A major issue with bridges between blockchains, however, is smart contract vulnerability. Bridging between blockchains is a complex operation with many moving parts. There are more points of failure and well-resourced hackers can often move faster than developers. The massive Axie Infinity/Ronin Bridge hack spawned US sanctions against Ether (ETH) addresses alleged to belong to the North Korean hacker group Lazarus. Indications that government-funded hacking groups are targeting DeFi projects are worrying.

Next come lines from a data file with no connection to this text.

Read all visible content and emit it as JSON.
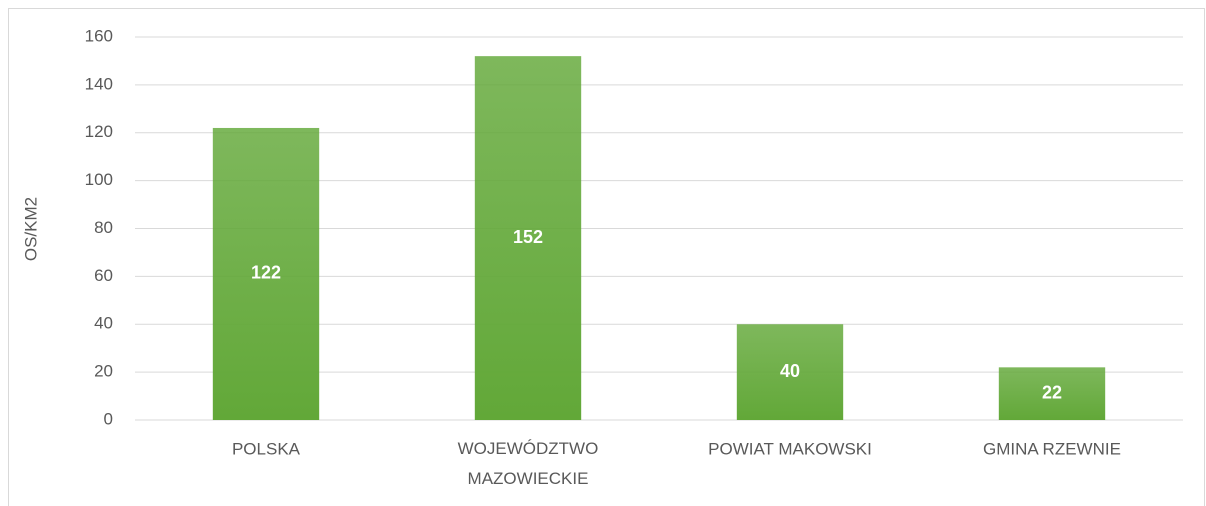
{
  "chart_data": {
    "type": "bar",
    "y_label": "OS/KM2",
    "categories": [
      "POLSKA",
      "WOJEWÓDZTWO MAZOWIECKIE",
      "POWIAT MAKOWSKI",
      "GMINA RZEWNIE"
    ],
    "values": [
      122,
      152,
      40,
      22
    ],
    "color": "#62a838",
    "ylim": [
      0,
      160
    ],
    "yticks": [
      0,
      20,
      40,
      60,
      80,
      100,
      120,
      140,
      160
    ],
    "grid": true
  }
}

Outside of the two large hacks, the rise of cheap, quickly spun-up, undercooked DeFi platforms has also played a role in the rise of software DeFi hacks. Two out of the three DeFi hacks in the last week happened on smaller, newer, less well known DeFi protocols. Preceding this week’s trio of hacks, a hyped Non-fungible token (NFT) project AkuDreams was hit with an exploit that caused US$34 million in proceeds to be locked into a smart contract forever. Major protocols Cream Finance and Compound were also hacked in 2021 (Cream more than once).
Although much continues to be said about the potential of the decentralized finance sector, until such time as it can get its security issues under control, its long term ability to attract the wider mainstream or institutional investor market remains an open question.